Dr Carlos Ziebert, Group Leader at the IAM-AWP of the KIT, explains the different areas of their current research in the field of Lithium-ion and post-Li batteries
The group focuses on calorimetric examinations and safety tests on Lithium-ion cells and post-Lithium cells. For this purpose, depending on the cell size and application, different types of calorimeters are used in Europe’s largest Battery Calorimeter Laboratory, which was established in 2011. It provides six Accelerating Rate Calorimeters (ARCs) from Thermal Hazard Technology allowing the evaluation of thermodynamic, thermal and safety data for Lithium-ion and post-Li cells on material, cell and pack level for both normal and abuse conditions (thermal, electrical, mechanical).
The lab also includes glove boxes for the cell assembly and disassembly, many temperature chambers, a thermal camera and cyclers with several hundred channels. Also, it contains extremely sensitive 3D Calvet calorimeters, which provide thermodynamic parameters and gas chromatography-mass spectroscopy systems from Perkin-Elmer for venting gas analysis. The group’s work can be categorised into the following six areas (s. Fig. 1):
1) Small cell assembly and thermal studies of cell components
With a press located in a glove box, coin cells are assembled. These are mostly half cells with a metal (Li, Na) as one electrode and new material, for example, a post-Li material such as Na0.53MnO2 as the other electrode. On the materials and components level, a Setaram C80 3D-Calvet calorimeter provides thermodynamic parameters. After the formation process, the cells are electrochemically characterised.
2) Ageing tests
Comprehensive ageing tests are carried out at the cell level for all cell sizes. At first, fresh cells are stored in temperature chambers at different temperatures and states of charge and then characterised at fixed time intervals in to study the influence of this storage (calendar ageing) on cell performance. At second, cells of the same type are aged at different charge/discharge rates or with different load profiles (full cycles, partial cycles, driving cycles and stationary storage cycles (cyclic ageing).
3) Heat generation under normal use
In the Setaram MS80 3D-Calvet calorimeter, fresh and aged coin and cylindrical cells fit in and their heat generation during cycling can be determined very precisely by direct heat flow measurement using the 3D Calvet sensor arrangement, where the sample vessel is surrounded by rings with hundreds of thermocouples. For heat generation studies on larger pouch cells or prismatic automotive cells, isoperibolic (constant temperature of the calorimeter) or quasi-adiabatic (no heat exchange with the calorimeter) ambient conditions can be adjusted in the ARCs. Then the measured temperature data can be converted into generated and dissipated heat data by determination of heat capacity and heat transfer coefficient using heat flux sensors.

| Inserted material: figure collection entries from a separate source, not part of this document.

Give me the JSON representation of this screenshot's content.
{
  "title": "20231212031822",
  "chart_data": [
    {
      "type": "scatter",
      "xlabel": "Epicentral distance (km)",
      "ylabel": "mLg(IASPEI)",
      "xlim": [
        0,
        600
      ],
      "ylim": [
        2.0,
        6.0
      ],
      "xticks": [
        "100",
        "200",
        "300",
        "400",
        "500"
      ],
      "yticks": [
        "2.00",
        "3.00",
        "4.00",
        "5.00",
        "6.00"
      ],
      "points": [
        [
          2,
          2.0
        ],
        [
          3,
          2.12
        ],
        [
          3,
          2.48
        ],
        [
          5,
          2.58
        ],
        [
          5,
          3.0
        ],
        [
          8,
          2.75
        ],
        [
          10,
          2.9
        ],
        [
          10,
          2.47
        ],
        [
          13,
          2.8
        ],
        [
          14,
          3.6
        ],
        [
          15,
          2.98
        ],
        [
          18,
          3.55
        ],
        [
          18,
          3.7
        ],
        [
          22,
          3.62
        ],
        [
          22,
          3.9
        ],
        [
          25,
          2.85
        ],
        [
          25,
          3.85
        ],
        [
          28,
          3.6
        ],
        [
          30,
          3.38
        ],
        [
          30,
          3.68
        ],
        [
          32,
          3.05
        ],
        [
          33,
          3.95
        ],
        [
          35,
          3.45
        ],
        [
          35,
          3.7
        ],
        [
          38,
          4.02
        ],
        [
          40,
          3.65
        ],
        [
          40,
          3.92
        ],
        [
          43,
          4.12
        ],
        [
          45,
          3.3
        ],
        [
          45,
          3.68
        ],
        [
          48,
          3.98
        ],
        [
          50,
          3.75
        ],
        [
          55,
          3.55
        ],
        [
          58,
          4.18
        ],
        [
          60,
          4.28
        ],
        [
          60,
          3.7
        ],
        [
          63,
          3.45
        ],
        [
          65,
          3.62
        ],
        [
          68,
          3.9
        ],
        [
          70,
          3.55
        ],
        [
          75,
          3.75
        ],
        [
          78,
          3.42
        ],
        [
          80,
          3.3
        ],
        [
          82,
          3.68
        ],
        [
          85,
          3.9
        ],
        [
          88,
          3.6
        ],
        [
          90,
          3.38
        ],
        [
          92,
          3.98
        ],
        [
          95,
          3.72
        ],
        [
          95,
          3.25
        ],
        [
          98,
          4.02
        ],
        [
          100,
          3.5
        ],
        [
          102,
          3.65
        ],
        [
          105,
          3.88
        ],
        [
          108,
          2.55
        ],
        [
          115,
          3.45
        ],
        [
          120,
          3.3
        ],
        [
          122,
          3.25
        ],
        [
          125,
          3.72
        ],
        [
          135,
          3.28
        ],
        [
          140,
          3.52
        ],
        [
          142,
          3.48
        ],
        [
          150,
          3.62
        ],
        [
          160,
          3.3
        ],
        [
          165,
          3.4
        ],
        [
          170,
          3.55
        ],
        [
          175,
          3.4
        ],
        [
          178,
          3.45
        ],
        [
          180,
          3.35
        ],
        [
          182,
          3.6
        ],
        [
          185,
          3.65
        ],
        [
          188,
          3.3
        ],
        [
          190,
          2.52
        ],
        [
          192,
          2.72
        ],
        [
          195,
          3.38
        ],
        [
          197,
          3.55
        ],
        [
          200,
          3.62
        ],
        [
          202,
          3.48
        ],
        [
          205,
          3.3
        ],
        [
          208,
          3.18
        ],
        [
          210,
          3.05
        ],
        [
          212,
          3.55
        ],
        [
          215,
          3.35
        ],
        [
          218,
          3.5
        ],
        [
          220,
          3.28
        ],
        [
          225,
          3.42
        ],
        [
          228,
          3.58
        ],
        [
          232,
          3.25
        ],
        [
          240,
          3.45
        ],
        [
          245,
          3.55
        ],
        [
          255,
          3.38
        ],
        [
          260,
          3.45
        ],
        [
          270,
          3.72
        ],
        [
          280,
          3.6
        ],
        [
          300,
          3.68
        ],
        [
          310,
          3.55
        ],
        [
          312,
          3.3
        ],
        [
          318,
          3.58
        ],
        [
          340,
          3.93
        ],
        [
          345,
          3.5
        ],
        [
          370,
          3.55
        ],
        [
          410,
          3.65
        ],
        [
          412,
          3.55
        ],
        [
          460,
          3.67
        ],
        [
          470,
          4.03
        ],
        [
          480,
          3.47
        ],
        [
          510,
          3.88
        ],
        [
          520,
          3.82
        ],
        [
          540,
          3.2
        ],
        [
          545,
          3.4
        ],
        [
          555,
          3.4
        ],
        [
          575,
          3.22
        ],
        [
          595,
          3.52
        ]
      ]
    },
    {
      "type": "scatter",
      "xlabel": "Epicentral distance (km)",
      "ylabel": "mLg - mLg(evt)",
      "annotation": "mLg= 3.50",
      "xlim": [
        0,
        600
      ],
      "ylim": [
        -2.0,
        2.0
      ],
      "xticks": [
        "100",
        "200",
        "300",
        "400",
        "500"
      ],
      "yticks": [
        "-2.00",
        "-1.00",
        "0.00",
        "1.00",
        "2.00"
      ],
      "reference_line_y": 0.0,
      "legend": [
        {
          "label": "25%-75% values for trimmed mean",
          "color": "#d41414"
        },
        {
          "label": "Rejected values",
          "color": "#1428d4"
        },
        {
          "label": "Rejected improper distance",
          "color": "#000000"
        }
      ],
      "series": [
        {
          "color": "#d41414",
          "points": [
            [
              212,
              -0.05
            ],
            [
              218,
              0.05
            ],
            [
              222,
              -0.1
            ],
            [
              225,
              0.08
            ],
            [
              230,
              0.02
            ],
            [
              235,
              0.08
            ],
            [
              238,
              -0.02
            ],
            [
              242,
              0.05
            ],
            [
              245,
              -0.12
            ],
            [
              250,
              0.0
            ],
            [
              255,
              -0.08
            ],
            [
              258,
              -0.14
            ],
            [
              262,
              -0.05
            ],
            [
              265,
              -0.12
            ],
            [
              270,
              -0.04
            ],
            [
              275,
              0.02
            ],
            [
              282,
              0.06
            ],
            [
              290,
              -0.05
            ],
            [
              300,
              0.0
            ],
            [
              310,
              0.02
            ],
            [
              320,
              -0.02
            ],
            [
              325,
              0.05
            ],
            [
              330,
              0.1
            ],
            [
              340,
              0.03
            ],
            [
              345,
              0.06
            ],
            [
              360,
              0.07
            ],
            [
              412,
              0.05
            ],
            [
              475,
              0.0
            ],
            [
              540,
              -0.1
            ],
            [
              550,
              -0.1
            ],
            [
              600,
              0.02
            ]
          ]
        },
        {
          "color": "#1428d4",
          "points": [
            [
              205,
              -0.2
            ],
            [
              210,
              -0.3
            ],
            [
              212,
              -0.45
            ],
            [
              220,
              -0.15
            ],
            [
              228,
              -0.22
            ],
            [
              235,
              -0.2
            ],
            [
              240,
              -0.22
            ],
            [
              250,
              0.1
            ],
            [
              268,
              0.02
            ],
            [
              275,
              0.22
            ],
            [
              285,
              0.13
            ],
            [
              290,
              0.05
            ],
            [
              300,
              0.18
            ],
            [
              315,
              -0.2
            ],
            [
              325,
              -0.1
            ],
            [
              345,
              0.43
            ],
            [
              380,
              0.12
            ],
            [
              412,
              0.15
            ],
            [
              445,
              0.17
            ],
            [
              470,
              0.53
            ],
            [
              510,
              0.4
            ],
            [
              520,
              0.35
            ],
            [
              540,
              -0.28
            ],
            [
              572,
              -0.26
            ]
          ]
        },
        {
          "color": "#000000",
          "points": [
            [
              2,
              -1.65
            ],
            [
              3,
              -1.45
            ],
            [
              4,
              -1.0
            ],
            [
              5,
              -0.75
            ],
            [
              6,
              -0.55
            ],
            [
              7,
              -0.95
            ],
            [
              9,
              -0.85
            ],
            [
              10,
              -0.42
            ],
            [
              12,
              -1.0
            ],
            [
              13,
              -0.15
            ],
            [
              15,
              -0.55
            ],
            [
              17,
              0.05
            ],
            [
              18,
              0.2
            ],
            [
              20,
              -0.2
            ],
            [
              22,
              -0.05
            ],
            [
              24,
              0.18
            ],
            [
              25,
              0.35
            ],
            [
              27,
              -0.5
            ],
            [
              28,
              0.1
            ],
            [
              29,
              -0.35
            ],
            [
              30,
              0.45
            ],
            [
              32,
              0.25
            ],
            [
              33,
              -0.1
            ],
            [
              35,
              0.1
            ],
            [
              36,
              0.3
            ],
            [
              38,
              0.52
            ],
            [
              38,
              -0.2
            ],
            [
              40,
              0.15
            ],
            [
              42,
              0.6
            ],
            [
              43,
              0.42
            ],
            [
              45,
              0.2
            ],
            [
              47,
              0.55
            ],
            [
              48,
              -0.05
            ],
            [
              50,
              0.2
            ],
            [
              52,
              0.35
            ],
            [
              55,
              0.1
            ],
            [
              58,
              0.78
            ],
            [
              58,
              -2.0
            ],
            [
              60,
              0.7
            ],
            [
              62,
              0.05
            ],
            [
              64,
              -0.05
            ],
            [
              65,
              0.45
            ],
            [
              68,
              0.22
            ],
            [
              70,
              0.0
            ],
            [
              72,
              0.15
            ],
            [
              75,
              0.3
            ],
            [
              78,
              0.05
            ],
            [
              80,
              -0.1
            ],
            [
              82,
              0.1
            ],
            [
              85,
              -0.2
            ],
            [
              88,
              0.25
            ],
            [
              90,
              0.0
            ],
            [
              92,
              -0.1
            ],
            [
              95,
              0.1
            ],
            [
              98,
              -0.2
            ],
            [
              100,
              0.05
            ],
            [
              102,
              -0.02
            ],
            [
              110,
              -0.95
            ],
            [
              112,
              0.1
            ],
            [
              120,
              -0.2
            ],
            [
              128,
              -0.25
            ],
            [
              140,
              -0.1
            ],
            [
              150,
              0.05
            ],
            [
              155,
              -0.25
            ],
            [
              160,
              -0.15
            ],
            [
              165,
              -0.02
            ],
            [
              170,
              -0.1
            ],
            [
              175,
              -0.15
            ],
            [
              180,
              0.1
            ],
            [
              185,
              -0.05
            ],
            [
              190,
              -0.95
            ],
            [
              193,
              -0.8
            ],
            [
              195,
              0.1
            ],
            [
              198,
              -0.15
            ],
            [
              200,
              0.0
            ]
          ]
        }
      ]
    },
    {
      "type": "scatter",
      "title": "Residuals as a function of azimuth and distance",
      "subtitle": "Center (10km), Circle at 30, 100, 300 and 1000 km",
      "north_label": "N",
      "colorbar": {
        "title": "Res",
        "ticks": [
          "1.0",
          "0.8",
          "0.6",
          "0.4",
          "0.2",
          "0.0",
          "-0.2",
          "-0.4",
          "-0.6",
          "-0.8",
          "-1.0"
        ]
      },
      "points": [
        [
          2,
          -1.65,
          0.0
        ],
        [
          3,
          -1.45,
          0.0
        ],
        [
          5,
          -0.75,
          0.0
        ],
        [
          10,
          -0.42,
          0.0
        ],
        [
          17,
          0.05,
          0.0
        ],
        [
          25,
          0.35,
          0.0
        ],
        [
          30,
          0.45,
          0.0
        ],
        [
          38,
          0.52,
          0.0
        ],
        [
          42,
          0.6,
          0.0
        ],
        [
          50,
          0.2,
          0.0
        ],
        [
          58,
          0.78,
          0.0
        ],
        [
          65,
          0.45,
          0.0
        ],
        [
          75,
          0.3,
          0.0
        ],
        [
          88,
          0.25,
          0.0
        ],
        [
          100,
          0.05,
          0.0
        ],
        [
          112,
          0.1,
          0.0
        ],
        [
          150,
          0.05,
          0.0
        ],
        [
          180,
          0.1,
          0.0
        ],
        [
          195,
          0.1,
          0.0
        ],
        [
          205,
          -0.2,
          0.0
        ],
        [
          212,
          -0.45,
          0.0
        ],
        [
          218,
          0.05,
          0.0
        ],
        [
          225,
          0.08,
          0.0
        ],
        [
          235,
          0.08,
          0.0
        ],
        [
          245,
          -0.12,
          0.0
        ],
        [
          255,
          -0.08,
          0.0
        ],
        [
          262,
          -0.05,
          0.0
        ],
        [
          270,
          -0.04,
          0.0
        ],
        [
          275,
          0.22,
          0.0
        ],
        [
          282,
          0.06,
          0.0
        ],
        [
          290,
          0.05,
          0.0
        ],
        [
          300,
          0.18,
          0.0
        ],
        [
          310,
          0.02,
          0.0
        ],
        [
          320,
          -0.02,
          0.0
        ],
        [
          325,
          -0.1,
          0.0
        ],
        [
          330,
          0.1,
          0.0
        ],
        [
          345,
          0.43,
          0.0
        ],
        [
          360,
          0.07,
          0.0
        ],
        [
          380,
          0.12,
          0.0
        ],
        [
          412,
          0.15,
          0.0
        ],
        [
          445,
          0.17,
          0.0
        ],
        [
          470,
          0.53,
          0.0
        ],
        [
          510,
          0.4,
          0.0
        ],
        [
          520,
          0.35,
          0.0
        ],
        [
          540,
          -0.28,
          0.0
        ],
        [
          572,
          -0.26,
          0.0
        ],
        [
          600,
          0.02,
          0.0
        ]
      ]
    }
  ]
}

4) Heat, gas and pressure generation under thermal, electrical, mechanical abuse
The abuse or safety testing has the main objective to identify all possible risk conditions to clearly define mitigation measures to be used in design, control and usage of the cells and packs. It is carried out using six ARCs of different sizes – from cylindrical to a large pouch or prismatic automotive format – by applying electrical, mechanical and thermal abuse scenarios and studying the heat, gas and pressure generation under these conditions. This allows quantifying critical parameters and their thresholds for safe cell operation. Moreover, the influence of ageing on the hazard potential can be quantitatively determined.
5) Thermal propagation tests on the small pack level
If it is not possible to stop a single cell from going into thermal runaway, the propagation of the thermal runaway to the neighbouring cells, the so-called thermal propagation has to be prevented or at least extended by five to 10 minutes. The largest ARCs allow studying the thermal propagation on a small pack level to develop and qualify suitable heat protection barriers, which give the passengers in an electric vehicle enough time to escape or to be rescued by the firefighters. This is currently a very hot topic because new regulations will come into force soon.
6) Electrochemical impedance spectroscopy and modelling
Using devices from Gamry and Biologic electrochemical impedance spectroscopy (EIS) is performed on fresh and aged cells and the recorded impedance spectra are modelled using electrical equivalent circuit models (EECMs). This allows a deeper insight into the interface and charge transfer processes and to determine the irreversible heat. Moreover, thermal and ageing models can be developed.
These data are used by our research and industry partners for the design and adaptation of thermal management and safety systems. In addition, the developed calorimetric methods could be transferred to industry as an important contribution to the quality assurance of LIB.